Microsoft isn't advertising this limitation, but
an official Xbox Support page confirms it: you can only connect one
Bluetooth pad to a Windows 10 PC at a time, and those Bluetooth pads require
running on Windows 10 with the Anniversary update. If you want to use more
wireless Xbox One pads on a single PC, you'll need to purchase the official Xbox
One wireless adapter. Otherwise, don't rush out and buy a bunch of updated Xbox
One pads expecting them to sync up to any laptop for the sake of wild, on-the-go
multiplayer sessions of Push Me Pull You or Towerfall: Ascension.
The situation gets worse. Your sole Bluetooth controller won't even function in
Windows 10's Anniversary update until you update the controller's firmware,
which users aren't told when they connect the pads. Instead, users must manually
find and install the Xbox Accessories app from the Windows Store. Boot that with
the Xbox One pad connected via Bluetooth, and you'll then get the prompt to
update the pad's firmware.

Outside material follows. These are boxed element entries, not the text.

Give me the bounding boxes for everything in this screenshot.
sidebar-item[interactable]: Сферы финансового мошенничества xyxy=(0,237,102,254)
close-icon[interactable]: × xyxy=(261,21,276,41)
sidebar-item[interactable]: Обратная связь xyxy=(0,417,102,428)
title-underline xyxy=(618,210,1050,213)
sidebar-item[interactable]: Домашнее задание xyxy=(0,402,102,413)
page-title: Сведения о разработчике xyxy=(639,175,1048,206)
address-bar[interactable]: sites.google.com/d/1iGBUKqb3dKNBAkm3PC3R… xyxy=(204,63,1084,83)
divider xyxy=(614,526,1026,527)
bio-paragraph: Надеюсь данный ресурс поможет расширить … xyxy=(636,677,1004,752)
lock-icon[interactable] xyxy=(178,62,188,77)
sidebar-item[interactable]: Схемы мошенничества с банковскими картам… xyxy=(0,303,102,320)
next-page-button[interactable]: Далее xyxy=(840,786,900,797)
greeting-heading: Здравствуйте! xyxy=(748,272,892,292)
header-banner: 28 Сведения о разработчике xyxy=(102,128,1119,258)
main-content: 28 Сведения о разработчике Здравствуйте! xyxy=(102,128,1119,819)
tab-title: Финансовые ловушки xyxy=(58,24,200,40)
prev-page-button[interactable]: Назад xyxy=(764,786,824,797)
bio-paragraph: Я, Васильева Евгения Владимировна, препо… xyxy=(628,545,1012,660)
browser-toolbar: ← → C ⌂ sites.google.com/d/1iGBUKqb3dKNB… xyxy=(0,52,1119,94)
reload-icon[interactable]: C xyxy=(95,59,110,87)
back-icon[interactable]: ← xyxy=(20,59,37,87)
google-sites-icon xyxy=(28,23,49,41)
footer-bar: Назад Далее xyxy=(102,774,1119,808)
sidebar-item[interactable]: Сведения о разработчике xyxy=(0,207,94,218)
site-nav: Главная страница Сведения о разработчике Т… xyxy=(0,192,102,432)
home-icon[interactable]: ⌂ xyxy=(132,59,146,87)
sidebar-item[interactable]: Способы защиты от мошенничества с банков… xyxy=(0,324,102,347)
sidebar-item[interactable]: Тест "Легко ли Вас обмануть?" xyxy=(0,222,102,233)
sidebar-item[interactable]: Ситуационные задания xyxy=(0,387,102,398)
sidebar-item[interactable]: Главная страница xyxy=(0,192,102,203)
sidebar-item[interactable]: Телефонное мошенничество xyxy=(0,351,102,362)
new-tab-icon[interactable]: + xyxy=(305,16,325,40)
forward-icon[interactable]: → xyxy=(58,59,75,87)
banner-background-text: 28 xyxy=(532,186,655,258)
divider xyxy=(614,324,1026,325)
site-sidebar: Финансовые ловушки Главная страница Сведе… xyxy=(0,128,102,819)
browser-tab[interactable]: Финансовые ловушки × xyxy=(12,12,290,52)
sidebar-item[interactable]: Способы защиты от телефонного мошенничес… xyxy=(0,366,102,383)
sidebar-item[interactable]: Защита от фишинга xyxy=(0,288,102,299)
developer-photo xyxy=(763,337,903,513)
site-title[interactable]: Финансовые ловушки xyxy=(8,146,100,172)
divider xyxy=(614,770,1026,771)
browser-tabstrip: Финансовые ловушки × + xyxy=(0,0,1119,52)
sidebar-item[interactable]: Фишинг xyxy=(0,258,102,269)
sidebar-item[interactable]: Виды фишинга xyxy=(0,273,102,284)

The new Xbox One controller does not include
instructions to this effect, possibly because Xbox One consoles automate this
process in a way that Windows 10 PCs do not.
Until Microsoft announces an update to these controller-based woes, the gaming
geeks at Ars recommend that you avoid the Anniversary update. If you've already
updated and want to return to the "it just works" days of XInput support on
wireless controllers, toggle to the "revert to your previous install of Windows"
option, which isn't hard to find in the options menus.